I am the first to admit that I am generally almost always one step away from a pretty impressive fight or flight response which I am usually able to keep stable but in a place like this I become a special forces first responder screaming, ‘Black Hawk Down’ every five minutes. Every night I could go to sleep facing a cocktail of kak dreams - black mambas, exploding gas geysers, tsunamis - you name it, I dreamt it. By the third day I had to get a grip, talk my anxiety through with Stephen, and trust that I was doing enough to keep my children safe. 

Once I had done that the rest of our holiday was absolutely incredible and I was able to be present with my children without checking the water for sharks every two minutes. 

On our return home yesterday our favourite neighbours and lockdown family members Kym and Mike ambled over to catch up. Within a minute of our conversation Kym and I had already commiserated with the each other and fully acknowledged the stress of taking children anywhere that is wild. They had just returned from Mkuzi where Kym had to mindfully give her youngest permission to climb snake infested trees and allow for other equally stressful moments to occur without stepping in to say ‘no’.  When I told her that our camp site was surrounded by a river, lagoon and beach I literally didn’t need to say anymore to her because I know that she is as paranoid about water as I am. 

Feeling better about playing sergeant major on our ‘relaxing’ beach holiday I set off to replenish dwindling rations. In the fruit isle I met up with Lucy - my neighbour when we were footloose and childless in Durban - she now has two boys who are four and two and the youngest is at school with Eva. They had just returned from Cape Vidal. She spent her holiday watching moms with older children reading their books while she kept watch for the hyena that had been spotted around camp. 

We both agreed that these holidays are not designed for moms. They are designed for our children in order to create the truly magical memories that they will cherish forever while their mothers skulk around mainlining Biral and gazing anxiously at suspect tufts of grass. 

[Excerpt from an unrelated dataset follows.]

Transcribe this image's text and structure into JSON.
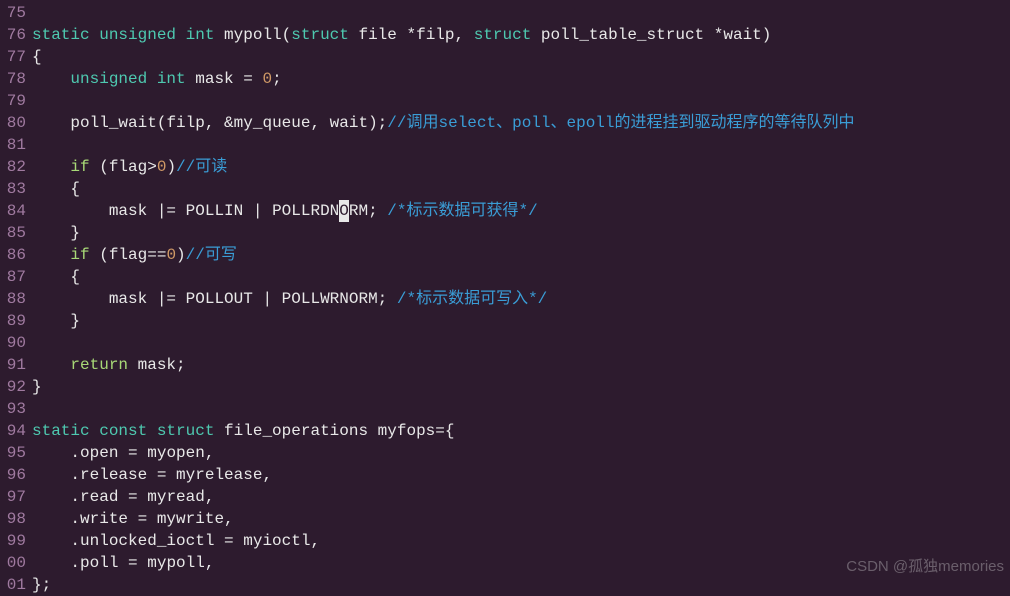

I felt abundantly better after my two brief chats with other moms in similar boats. We haven’t had much opportunity for these kinds of chats in the past year. The chats that crop up while you’re trying to make small talk at a kid’s birthday party and you suddenly realise that you’ve met your soul mates because you are all fighting the same battles with children who are all the exact age and making the same age appropriate demands for freedom. 

The chats that happen while you’re buttering a million hotdog rolls and your close friend secretly confides in you that she feels like she’s a shit mom because she is always grumpy and always shouting at her kids while her husband remains a calm pool of patient acceptance. 

I miss these conversations. The ones that include me in the most ancient club. The ones that legitimise my anxiety and perhaps explain why such soft fleshed breakable animals managed to make it to the top of the food chain. 

I am wired for crisis management, for catching vomit in my hand before it hits the dashboard, for ensuring that stray dogs don’t get too close to my children’s faces, for scanning water for crocodiles. I cannot let it paralyse me because then I will be raising my children with a spirit of fear which will set up invisible barriers that they may never be able to overcome. What I can do is own my anxiety with an understanding that, for me, it is a way that I experience love. The dogged, obsessive, all-forgiving, all-encompassing, all-worrying love that I have for my children. There is no cure for motherhood and I suspect that as the bodies of water get bigger so too does the concern. 

But we can talk about it, and own it, and normalise it. And that’s why moms need moms. To carry the worry together, to stand on the banks together scanning for crocodiles, and when the crocodiles come (which they will do) we run into the water together.